ElasticSearch on Amazon EC2 tips

Hi,

Im researching possibility of moving from using solr to elastic search,
because to be honest it looks really cool :slight_smile: and i cant wait to start
playing with it
but before i will start i would like to get some tips/suggestions from more
experienced users; the things im interested in are:

  1. what instance size will be the best considering economy/power (so for
    example m1.xlarge instance is twice as expensive as m1.large, but will it
    increase proportionally performance of ES cluster (in terms of response
    time, and amount of concurrent requests it can process))
  2. how many shards i can run on every node (by default it is 5, how many
    more i can use without affecting performance)
  3. is it better to have separate cluster per index or it doesn't matter
    (from performance point of view)
  4. EBS vs ephemeral vs SSD drives (how big is the performance difference ?)
  5. are ephemeral drives safe enough with replication factor lets say 3
  6. how consistent is the performance of ES on EC2 (will response time
    spike from time to time above 2-3 sec because of some commits to the index?)

statistics from my current solr instances:

Number of instances: 3 (m1.xlarge)
Number of documents: ~15m
Requests per second: ~10
Results page size: 16 documents
Average total count per query: ~100k documents

queries are quite different one from another, so they are not easy to cache
we are using faceting, filtering by field, custom sorting, ...

Any input will be greatly appreciated
Thx,

--

Hi,

One of the biggest issues with EC2 in general is availability. Instances
can go down. EBS volumes are not invulnarable either. When individual
instances or volumes go down you are typically fine because replication
saves you.

But when the whole zone has a problem, and that seems to happen at least
once per year, at least in the east zone which is in North Virginia, then
replication within the same zone doesn't help. Then you start thinking
about having nodes in multiple zones, and with that comes extra cost.

  1. depends, you'll want to test
  2. depends, you'll want to test
  3. you can have multiple indices per cluster, as long as you are not
    overwhelming it, so again it depends on the details
  4. didn't test it, but I imagine the difference is big. That said, Amazon
    has a deal wit guaranteed IOPS and EBS and just announced a new option
    today, I think
  5. yes, typically, but see the paragraph above
  6. there is no consistency, which is why it's hard to test performance of
    EC2. Look up info on noisy neighbour.

Otis

Search Analytics - http://sematext.com/search-analytics/index.html
Performance Monitoring - http://sematext.com/spm/index.html

On Wednesday, November 7, 2012 1:42:20 PM UTC-5, Karol Gwaj wrote:

Hi,

Im researching possibility of moving from using solr to elastic search,
because to be honest it looks really cool :slight_smile: and i cant wait to start
playing with it
but before i will start i would like to get some tips/suggestions from
more experienced users; the things im interested in are:

  1. what instance size will be the best considering economy/power (so for
    example m1.xlarge instance is twice as expensive as m1.large, but will it
    increase proportionally performance of ES cluster (in terms of response
    time, and amount of concurrent requests it can process))
  2. how many shards i can run on every node (by default it is 5, how many
    more i can use without affecting performance)
  3. is it better to have separate cluster per index or it doesn't matter
    (from performance point of view)
  4. EBS vs ephemeral vs SSD drives (how big is the performance difference
    ?)
  5. are ephemeral drives safe enough with replication factor lets say 3
  6. how consistent is the performance of ES on EC2 (will response time
    spike from time to time above 2-3 sec because of some commits to the index?)
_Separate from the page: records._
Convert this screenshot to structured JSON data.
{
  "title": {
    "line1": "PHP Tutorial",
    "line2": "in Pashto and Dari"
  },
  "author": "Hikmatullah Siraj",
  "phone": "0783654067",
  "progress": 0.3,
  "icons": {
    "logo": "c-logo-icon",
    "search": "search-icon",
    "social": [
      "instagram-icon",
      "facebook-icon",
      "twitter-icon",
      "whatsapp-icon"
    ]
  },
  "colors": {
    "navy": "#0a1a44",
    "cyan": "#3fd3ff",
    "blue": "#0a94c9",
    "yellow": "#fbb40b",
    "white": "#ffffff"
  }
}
statistics from my current solr instances:

Number of instances: 3 (m1.xlarge)
Number of documents: ~15m
Requests per second: ~10
Results page size: 16 documents
Average total count per query: ~100k documents

queries are quite different one from another, so they are not easy to
cache
we are using faceting, filtering by field, custom sorting, ...

Any input will be greatly appreciated
Thx,

--

Karol Gwaj wrote:

  1. what instance size will be the best considering economy/power
    (so for example m1.xlarge instance is twice as expensive as
    m1.large, but will it increase proportionally performance of ES
    cluster (in terms of response time, and amount of concurrent
    requests it can process))

Totally depends on your data. Will probably have to experiment here.
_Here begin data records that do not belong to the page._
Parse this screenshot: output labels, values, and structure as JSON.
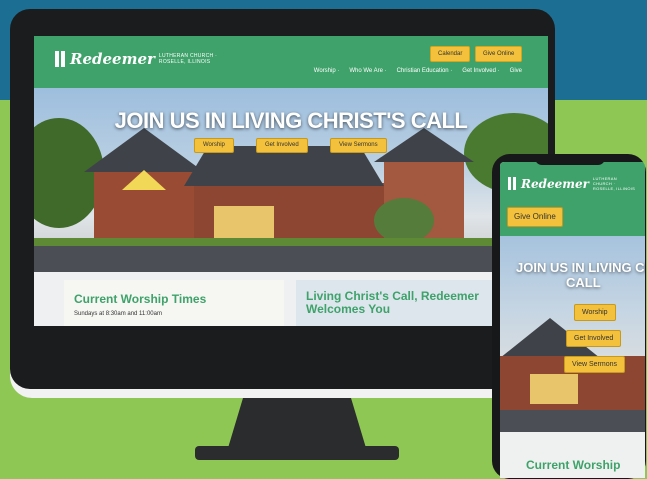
{
  "colors": {
    "brand_green": "#3ea26a",
    "button_yellow": "#f3c13b",
    "backdrop_blue": "#1c6f93",
    "backdrop_green": "#8ec753"
  },
  "desktop": {
    "logo": {
      "name": "Redeemer",
      "subtitle": "LUTHERAN CHURCH · ROSELLE, ILLINOIS"
    },
    "header_buttons": {
      "calendar": "Calendar",
      "give_online": "Give Online"
    },
    "nav": [
      "Worship ·",
      "Who We Are ·",
      "Christian Education ·",
      "Get Involved ·",
      "Give"
    ],
    "hero": {
      "title": "JOIN US IN LIVING CHRIST'S CALL",
      "buttons": [
        "Worship",
        "Get Involved",
        "View Sermons"
      ]
    },
    "cards": [
      {
        "title": "Current Worship Times",
        "text": "Sundays at 8:30am and 11:00am"
      },
      {
        "title": "Living Christ's Call, Redeemer Welcomes You"
      }
    ]
  },
  "mobile": {
    "logo": {
      "name": "Redeemer",
      "subtitle": "LUTHERAN CHURCH · ROSELLE, ILLINOIS"
    },
    "give_online": "Give Online",
    "hero": {
      "title_line1": "JOIN US IN LIVING CHRI",
      "title_line2": "CALL",
      "buttons": [
        "Worship",
        "Get Involved",
        "View Sermons"
      ]
    },
    "card_title": "Current Worship"
  }
}
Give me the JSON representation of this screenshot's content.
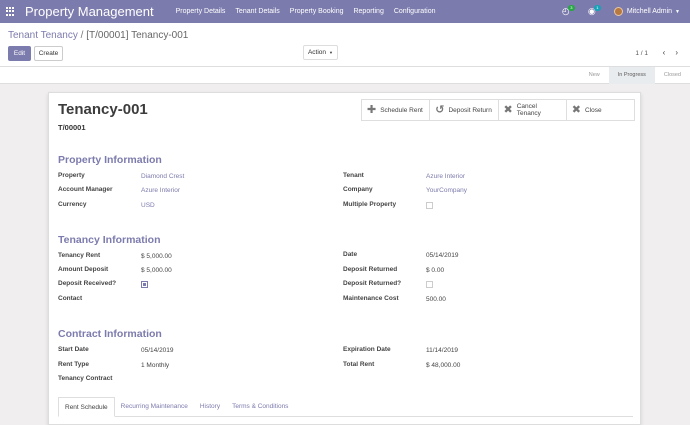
{
  "navbar": {
    "brand": "Property Management",
    "menu": [
      "Property Details",
      "Tenant Details",
      "Property Booking",
      "Reporting",
      "Configuration"
    ],
    "activity_count": "3",
    "message_count": "1",
    "user_name": "Mitchell Admin"
  },
  "control": {
    "breadcrumb_parent": "Tenant Tenancy",
    "breadcrumb_sep": "/",
    "breadcrumb_current": "[T/00001] Tenancy-001",
    "edit_label": "Edit",
    "create_label": "Create",
    "action_label": "Action",
    "pager": "1 / 1"
  },
  "stages": [
    "New",
    "In Progress",
    "Closed"
  ],
  "record": {
    "title": "Tenancy-001",
    "code": "T/00001"
  },
  "buttons": [
    {
      "label": "Schedule Rent",
      "icon": "plus-icon"
    },
    {
      "label": "Deposit Return",
      "icon": "undo-icon"
    },
    {
      "label": "Cancel Tenancy",
      "icon": "cancel-icon"
    },
    {
      "label": "Close",
      "icon": "close-icon"
    }
  ],
  "property_info": {
    "heading": "Property Information",
    "property_label": "Property",
    "property_value": "Diamond Crest",
    "account_manager_label": "Account Manager",
    "account_manager_value": "Azure Interior",
    "currency_label": "Currency",
    "currency_value": "USD",
    "tenant_label": "Tenant",
    "tenant_value": "Azure Interior",
    "company_label": "Company",
    "company_value": "YourCompany",
    "multiple_label": "Multiple Property",
    "multiple_value": false
  },
  "tenancy_info": {
    "heading": "Tenancy Information",
    "rent_label": "Tenancy Rent",
    "rent_value": "$ 5,000.00",
    "deposit_label": "Amount Deposit",
    "deposit_value": "$ 5,000.00",
    "deposit_received_label": "Deposit Received?",
    "deposit_received_value": true,
    "contact_label": "Contact",
    "date_label": "Date",
    "date_value": "05/14/2019",
    "returned_label": "Deposit Returned",
    "returned_value": "$ 0.00",
    "returned_q_label": "Deposit Returned?",
    "returned_q_value": false,
    "maintenance_label": "Maintenance Cost",
    "maintenance_value": "500.00"
  },
  "contract_info": {
    "heading": "Contract Information",
    "start_label": "Start Date",
    "start_value": "05/14/2019",
    "rent_type_label": "Rent Type",
    "rent_type_value": "1 Monthly",
    "contract_label": "Tenancy Contract",
    "expiration_label": "Expiration Date",
    "expiration_value": "11/14/2019",
    "total_label": "Total Rent",
    "total_value": "$ 48,000.00"
  },
  "tabs": [
    "Rent Schedule",
    "Recurring Maintenance",
    "History",
    "Terms & Conditions"
  ],
  "colors": {
    "accent": "#7c7bad",
    "badge_green": "#28a745",
    "badge_blue": "#17a2b8"
  }
}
  1. how many shards i can run on every node (by default it is 5,
    how many more i can use without affecting performance)

You can likely go way higher that single digits. You don't want a
design where they can grow indefinitely, but don't be afraid of using
them. Keep in mind that for a single index you don't need more
than one per node. Watch some overview talks like this one to get a
better idea of what these concepts mean.

http://www.elasticsearch.org/videos/2012/06/05/big-data-search-and-analytics.html

  1. is it better to have separate cluster per index or it doesn't
    matter (from performance point of view)

Typically not.

  1. EBS vs ephemeral vs SSD drives (how big is the performance difference ?)
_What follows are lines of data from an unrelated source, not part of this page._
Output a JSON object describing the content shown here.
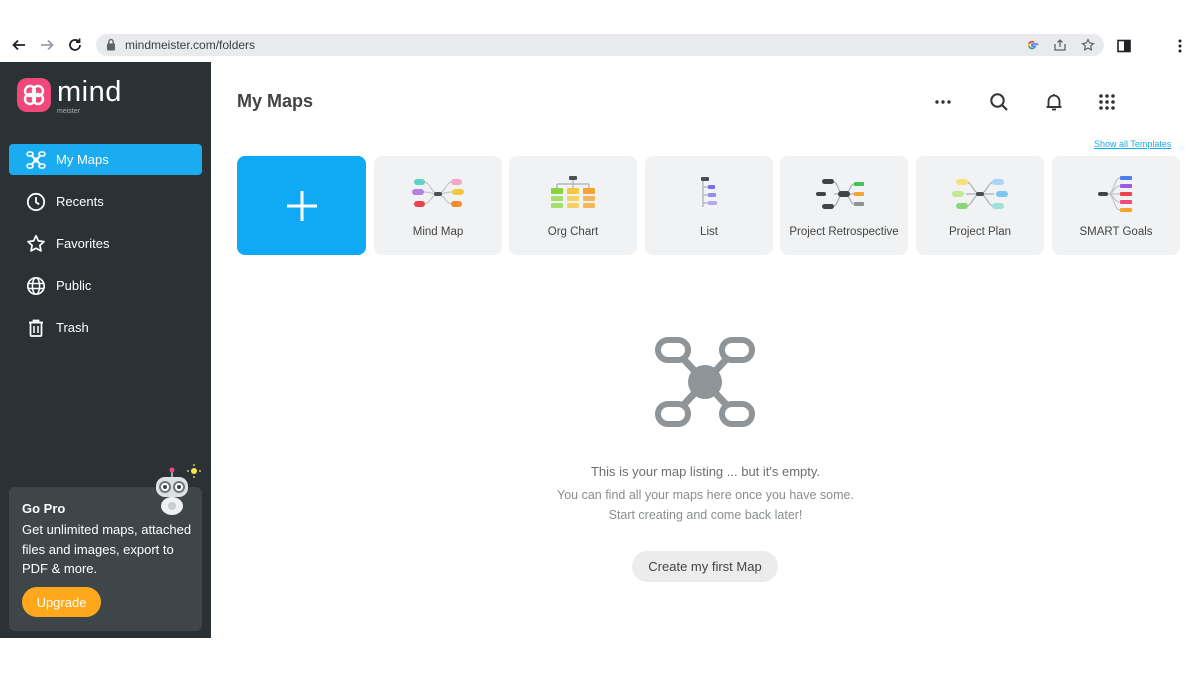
{
  "browser": {
    "url": "mindmeister.com/folders",
    "icons": [
      "back-icon",
      "forward-icon",
      "reload-icon",
      "lock-icon",
      "google-icon",
      "share-icon",
      "star-icon",
      "sidepanel-icon",
      "menu-icon"
    ]
  },
  "logo": {
    "word": "mind",
    "sub": "meister"
  },
  "sidebar": {
    "items": [
      {
        "label": "My Maps",
        "icon": "mindmap-icon",
        "active": true
      },
      {
        "label": "Recents",
        "icon": "clock-icon"
      },
      {
        "label": "Favorites",
        "icon": "star-icon"
      },
      {
        "label": "Public",
        "icon": "globe-icon"
      },
      {
        "label": "Trash",
        "icon": "trash-icon"
      }
    ],
    "gopro": {
      "title": "Go Pro",
      "text": "Get unlimited maps, attached files and images, export to PDF & more.",
      "button": "Upgrade"
    }
  },
  "main": {
    "title": "My Maps",
    "show_templates": "Show all Templates",
    "templates": [
      {
        "label": "Mind Map"
      },
      {
        "label": "Org Chart"
      },
      {
        "label": "List"
      },
      {
        "label": "Project Retrospective"
      },
      {
        "label": "Project Plan"
      },
      {
        "label": "SMART Goals"
      }
    ],
    "empty": {
      "line1": "This is your map listing ... but it's empty.",
      "line2": "You can find all your maps here once you have some.",
      "line3": "Start creating and come back later!",
      "button": "Create my first Map"
    }
  },
  "colors": {
    "sidebar_bg": "#2b3236",
    "accent": "#1aabf0",
    "upgrade": "#ffa81c",
    "logo_pink": "#f0487a"
  }
}
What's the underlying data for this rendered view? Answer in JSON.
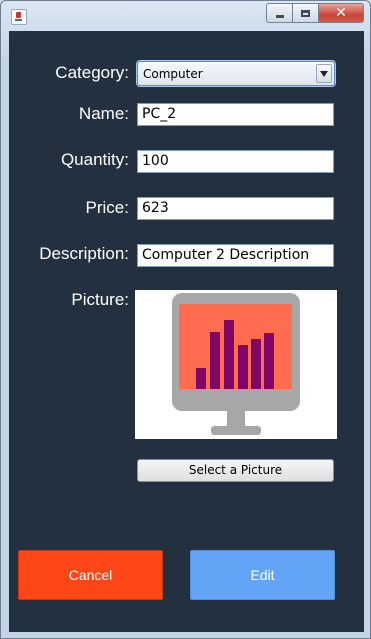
{
  "window": {
    "title": ""
  },
  "form": {
    "category_label": "Category:",
    "category_value": "Computer",
    "name_label": "Name:",
    "name_value": "PC_2",
    "quantity_label": "Quantity:",
    "quantity_value": "100",
    "price_label": "Price:",
    "price_value": "623",
    "description_label": "Description:",
    "description_value": "Computer 2 Description",
    "picture_label": "Picture:",
    "select_picture_label": "Select a Picture"
  },
  "buttons": {
    "cancel_label": "Cancel",
    "edit_label": "Edit"
  },
  "colors": {
    "panel_bg": "#223040",
    "cancel": "#fe4617",
    "edit": "#62a5f7",
    "screen": "#ff6c4f",
    "bars": "#800864",
    "monitor": "#a7a7a7"
  },
  "icons": {
    "window_icon": "java-icon",
    "picture": "monitor-chart-icon"
  }
}
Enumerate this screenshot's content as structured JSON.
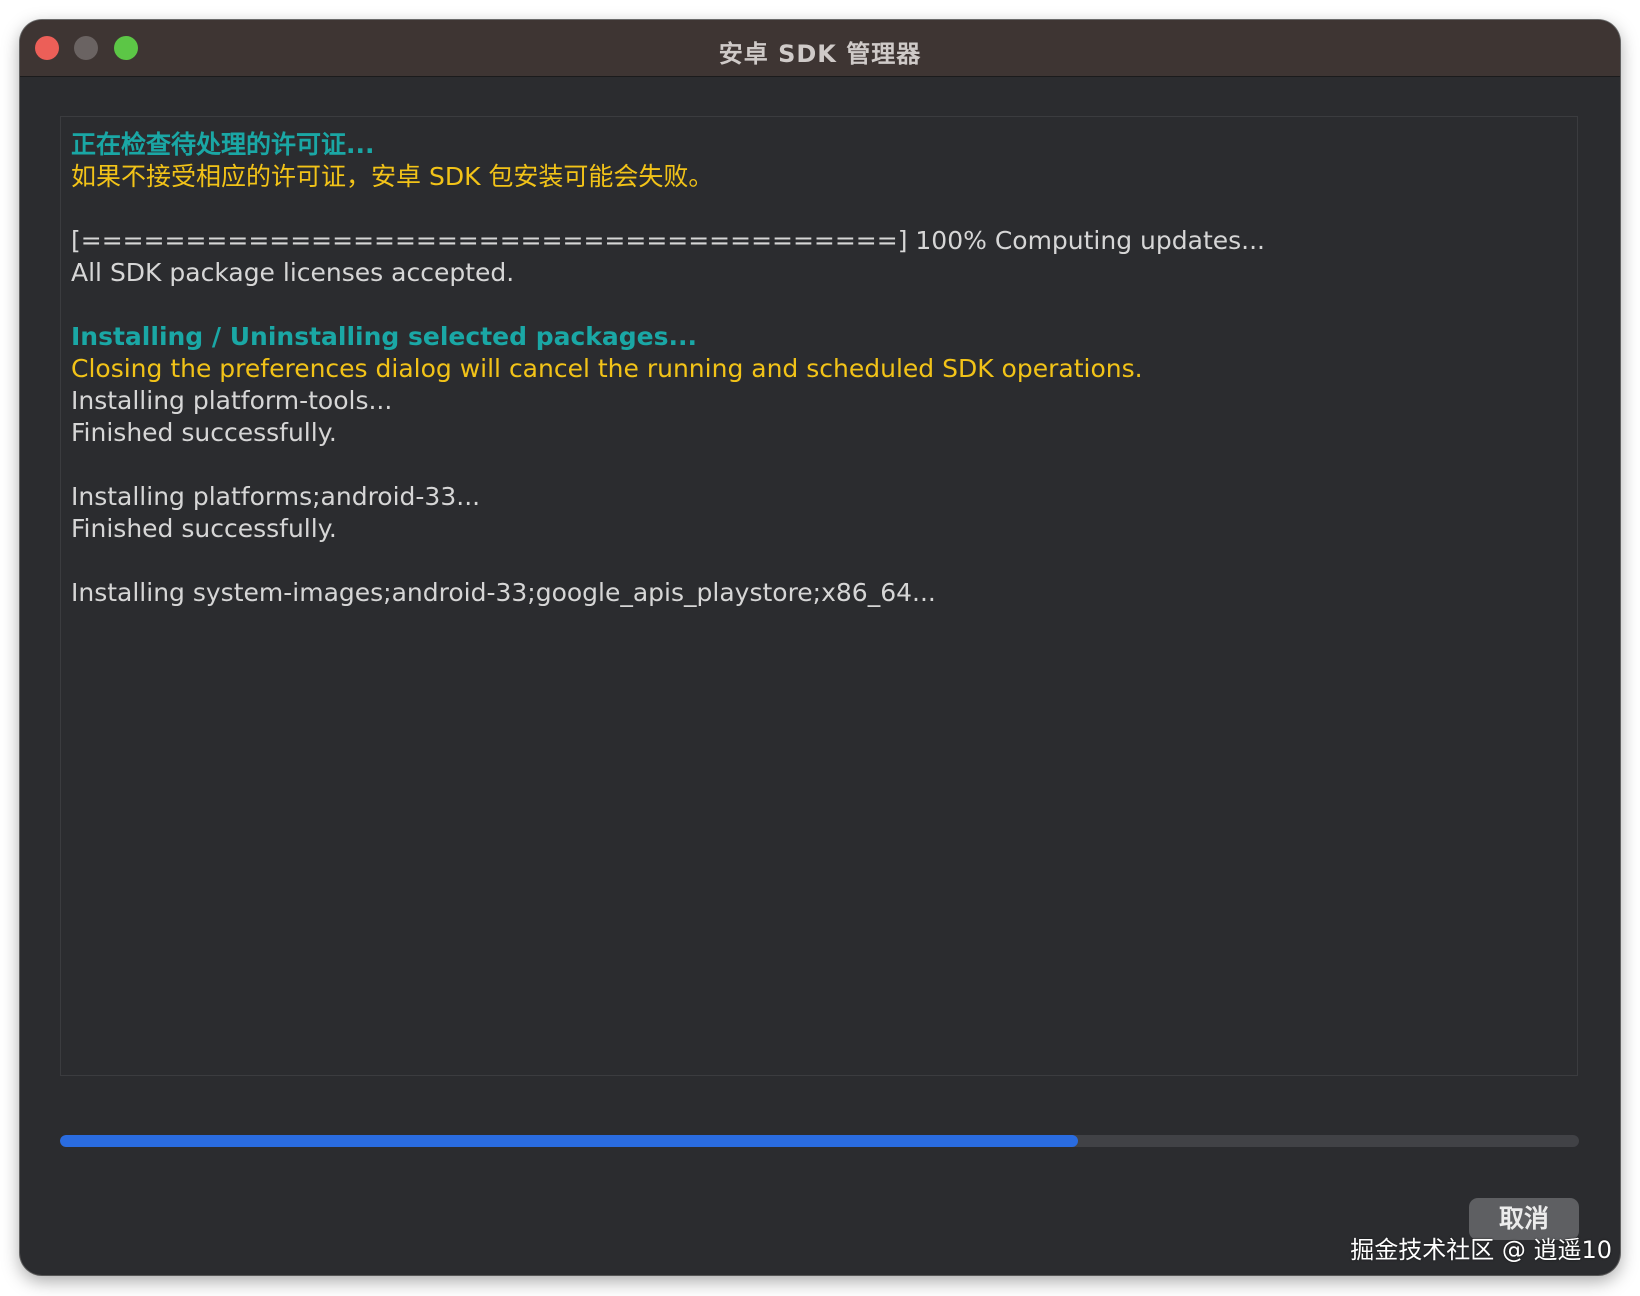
{
  "window": {
    "title": "安卓 SDK 管理器"
  },
  "log": {
    "lines": [
      {
        "text": "正在检查待处理的许可证...",
        "style": "teal"
      },
      {
        "text": "如果不接受相应的许可证，安卓 SDK 包安装可能会失败。",
        "style": "yellow"
      },
      {
        "text": "",
        "style": "gap"
      },
      {
        "text": "[=======================================] 100% Computing updates...",
        "style": "normal"
      },
      {
        "text": "All SDK package licenses accepted.",
        "style": "normal"
      },
      {
        "text": "",
        "style": "gap"
      },
      {
        "text": "Installing / Uninstalling selected packages...",
        "style": "teal"
      },
      {
        "text": "Closing the preferences dialog will cancel the running and scheduled SDK operations.",
        "style": "yellow"
      },
      {
        "text": "Installing platform-tools...",
        "style": "normal"
      },
      {
        "text": "Finished successfully.",
        "style": "normal"
      },
      {
        "text": "",
        "style": "gap"
      },
      {
        "text": "Installing platforms;android-33...",
        "style": "normal"
      },
      {
        "text": "Finished successfully.",
        "style": "normal"
      },
      {
        "text": "",
        "style": "gap"
      },
      {
        "text": "Installing system-images;android-33;google_apis_playstore;x86_64...",
        "style": "normal"
      }
    ]
  },
  "progress": {
    "fraction": 0.67
  },
  "buttons": {
    "cancel_label": "取消"
  },
  "watermark": {
    "text": "掘金技术社区 @ 逍遥10"
  },
  "colors": {
    "accent_teal": "#1aa7a5",
    "warning_yellow": "#f2c318",
    "progress_blue": "#2a6ce0"
  }
}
Generally speaking, for a lot of data that can't fit in memory, SSDs
will improve your disk seeks. But you really have to profile to
determine if the cost is worth it.

  1. are ephemeral drives safe enough with replication factor lets say 3

"Safe enough" can only be defined by you. :slight_smile: It isn't terribly
likely that three ec2 nodes can disappear or corrupt, but I've seen
it before. Normal storage practices apply here.

  1. how consistent is the performance of ES on EC2 (will response
    time spike from time to time above 2-3 sec because of some commits
    to the index?)

Depends on usage. Heavy indexing can affect search perf but more
replicas helps.

queries are quite different one from another, so they are not easy to cache
we are using faceting, filtering by field, custom sorting, ...

Faceting and sorting will typically use more memory than simple
queries. Start simple and gradually add functionality & data.
You'll get a feel for where limits are and whether you need to move
to bigger hardware.

-Drew

--

Thx for help guys

--